A group of about 150 people, most of them human rights activists and relatives of political detainees, gathered outside the Interior Ministry in Damascus at about noon to present a petition calling for the release of Syria’s political prisoners. When the families started raising pictures of their detained relatives, security officers dressed in civilian clothes attacked with batons, dispersing the demonstrators, three participants told Human Rights Watch. Security services detained at least 34 people, according to a list prepared by demonstrators. Human Rights Watch was able to verify independently the detention of 18 people.

“President Bashar al-Asad’s recent calls for reform ring hollow when his security services still beat and detain anyone who actually dares to call for reform,” said Sarah Leah Whitson, Middle East director at Human Rights Watch. “Instead of beating families of Syria’s political prisoners, President al-Asad should be reuniting them with their loved ones.”

A human rights activist who was at the demonstration described what happened:

When we got to the ministry, we could see that there were a lot of security services around. I saw five buses full of security members parked 300 meters from us. At first, an employee from the Ministry of Interior came out and told us that the families of the detainees would be allowed to present the petition to the minister. We asked for five minutes, as some families were still arriving. When a few families raised photos of detained relatives, the security services suddenly attacked us and beat us with black batons.

The daughter of a prominent political detainee told Human Rights Watch: “We had barely taken my father’s picture out when men ran toward us and started beating us. They beat my mother on her head and arm with a baton. They pulled my sister’s hair and beat her as well until my uncle managed to get her away. We started running away, but they followed us.”

One of the people detained during the demonstration, who spoke with Human Rights Watch following his release, said that security services detained him with five others and transported them to the Mantaqa branch of Military Security. The six were: Mazen Darwish, a human rights activist and head of the Syrian Center for Media Freedom of Expression in Syria; Suheir al-Atassi, a prominent political activist; Naheda Badawi; Bader Shalah; Naret Abdel Kareem; and a boy in his early teens whose name was not known. Security services hit Shalah with a baton over his eye, causing bleeding.

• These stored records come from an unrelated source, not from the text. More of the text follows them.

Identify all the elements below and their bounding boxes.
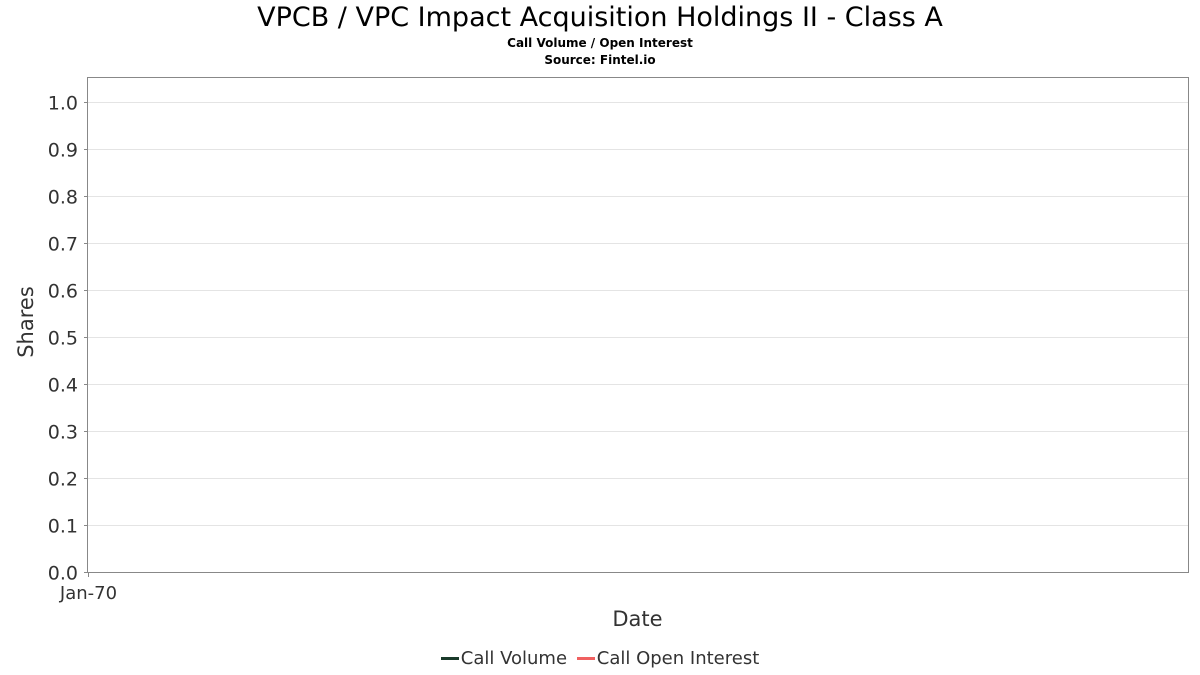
- legend-item-call-volume[interactable]: Call Volume: [440, 648, 568, 669]
- legend-swatch: [576, 656, 595, 660]
- y-tick-label: 0.1: [48, 516, 78, 538]
- y-tick-label: 0.4: [48, 375, 78, 397]
- legend-label: Call Open Interest: [596, 648, 760, 669]
- x-tick-label: Jan-70: [59, 583, 117, 604]
- y-tick-label: 0.3: [48, 422, 78, 444]
- x-axis-title: Date: [612, 607, 663, 631]
- chart-title: VPCB / VPC Impact Acquisition Holdings I…: [257, 2, 943, 33]
- y-tick-label: 0.9: [48, 140, 78, 162]
- legend-label: Call Volume: [460, 648, 568, 669]
- legend-swatch: [440, 656, 459, 660]
- plot-area-border: [87, 77, 1189, 573]
- legend: Call Volume Call Open Interest: [0, 648, 1200, 669]
- y-tick-label: 1.0: [48, 93, 78, 115]
- legend-item-call-open-interest[interactable]: Call Open Interest: [576, 648, 760, 669]
- y-tick-label: 0.7: [48, 234, 78, 256]
- y-tick-label: 0.2: [48, 469, 78, 491]
- y-tick-label: 0.8: [48, 187, 78, 209]
- y-axis-title: Shares: [14, 286, 38, 358]
- y-tick-label: 0.6: [48, 281, 78, 303]
- y-tick-label: 0.0: [48, 563, 78, 585]
- y-tick-label: 0.5: [48, 328, 78, 350]
- chart-subtitle: Call Volume / Open Interest: [507, 36, 693, 50]
- chart-source: Source: Fintel.io: [544, 53, 656, 67]
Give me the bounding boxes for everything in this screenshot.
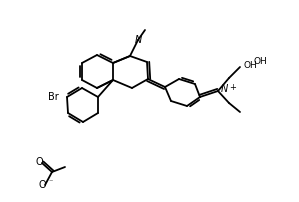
Text: ⁻: ⁻ bbox=[49, 178, 53, 186]
Text: N: N bbox=[134, 35, 142, 45]
Text: +: + bbox=[229, 82, 236, 92]
Text: OH: OH bbox=[254, 57, 268, 65]
Text: O: O bbox=[38, 180, 46, 190]
Text: N: N bbox=[221, 84, 228, 94]
Text: OH: OH bbox=[244, 61, 258, 69]
Text: Br: Br bbox=[48, 92, 59, 102]
Text: O: O bbox=[35, 157, 43, 167]
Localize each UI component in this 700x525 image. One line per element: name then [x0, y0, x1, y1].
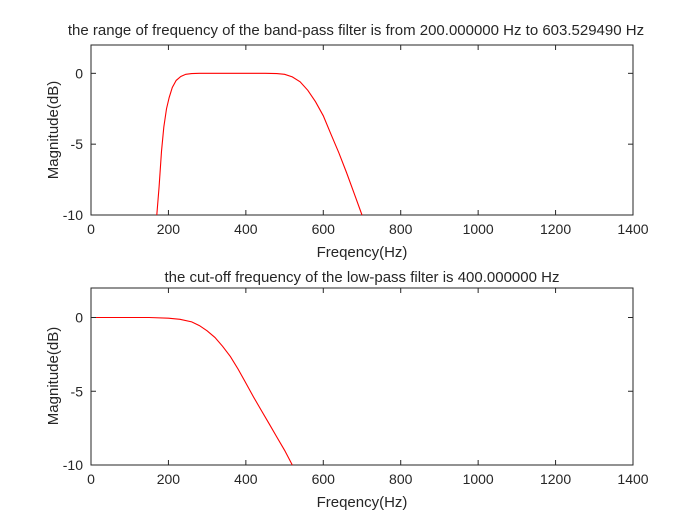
- lowpass-response-line: [91, 316, 293, 466]
- lowpass-ticks-layer: 0 200 400 600 800 1000 1200 1400 0 -5 -10: [63, 288, 649, 487]
- bandpass-response-line: [156, 72, 363, 216]
- lowpass-ytick-label: -5: [71, 383, 84, 399]
- bandpass-axes-box: [90, 44, 634, 216]
- bandpass-xtick-label: 1400: [617, 221, 648, 237]
- bandpass-ylabel: Magnitude(dB): [45, 81, 62, 179]
- bandpass-xtick-label: 800: [389, 221, 413, 237]
- lowpass-subplot: the cut-off frequency of the low-pass fi…: [45, 269, 649, 511]
- lowpass-xtick-label: 400: [234, 471, 258, 487]
- bandpass-ytick-label: -5: [71, 136, 84, 152]
- lowpass-ytick-label: 0: [75, 310, 83, 326]
- bandpass-xlabel: Freqency(Hz): [317, 244, 408, 261]
- lowpass-title: the cut-off frequency of the low-pass fi…: [165, 269, 560, 286]
- lowpass-ylabel: Magnitude(dB): [45, 327, 62, 425]
- bandpass-curve-layer: [156, 72, 363, 216]
- lowpass-xlabel: Freqency(Hz): [317, 494, 408, 511]
- bandpass-xtick-label: 200: [157, 221, 181, 237]
- bandpass-xtick-label: 1000: [463, 221, 494, 237]
- bandpass-ytick-label: -10: [63, 207, 83, 223]
- lowpass-xtick-label: 1400: [617, 471, 648, 487]
- lowpass-xtick-label: 600: [312, 471, 336, 487]
- bandpass-title: the range of frequency of the band-pass …: [68, 22, 644, 39]
- bandpass-ticks-layer: 0 200 400 600 800 1000 1200 1400 0 -5 -10: [63, 45, 649, 237]
- lowpass-curve-layer: [91, 316, 293, 466]
- lowpass-xtick-label: 200: [157, 471, 181, 487]
- lowpass-xtick-label: 1200: [540, 471, 571, 487]
- lowpass-xtick-label: 0: [87, 471, 95, 487]
- bandpass-xtick-label: 1200: [540, 221, 571, 237]
- lowpass-xtick-label: 800: [389, 471, 413, 487]
- bandpass-subplot: the range of frequency of the band-pass …: [45, 22, 649, 261]
- lowpass-ytick-label: -10: [63, 457, 83, 473]
- bandpass-ytick-label: 0: [75, 65, 83, 81]
- bandpass-xtick-label: 400: [234, 221, 258, 237]
- lowpass-xtick-label: 1000: [463, 471, 494, 487]
- bandpass-xtick-label: 600: [312, 221, 336, 237]
- bandpass-xtick-label: 0: [87, 221, 95, 237]
- lowpass-axes-box: [90, 287, 634, 466]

At the Mantaqa branch, the detainee who spoke with Human Rights Watch saw four other detainees from the protest: Kamal Sheikho, Usama Nasr, Nedal Shuraybi, and Muhammad Dia’ Aldeen Daghmash. The detainee said that security services interrogated each person separately and asked him for the password to his Facebook account. The person who spoke with Human Rights Watch said that as far as he knew, he was the only one released from the group detained at the protest.

In addition to the confirmed 10 detainees at Military Security, Human Rights Watch spoke with a relative of Kamal al-Labwani, a political activist serving a 12-year jail term, who provided details on the detention of seven members of their family: Omar al-Labwani, 19; Yassin al-Labwani, 20; Hussein al-Labwani, 45; Ammar al-Labwani, 24; Ruba al-Labwani, 23; Layla al-Labwani, 56; and Heba Hassan, 22. Their whereabouts are unknown.

One of the demonstrators told Human Rights Watch that she saw security services detain a young man from the al-Bunni family as he was trying to get into his car. The young man’s first name is unknown.

“If President al-Assad is serious about reform, he should hold his security services to account,” Whitson said. “Syrians deserve no less than the Egyptians and Tunisians who finally succeeded in forcing their political leadership to disband the feared state security services.”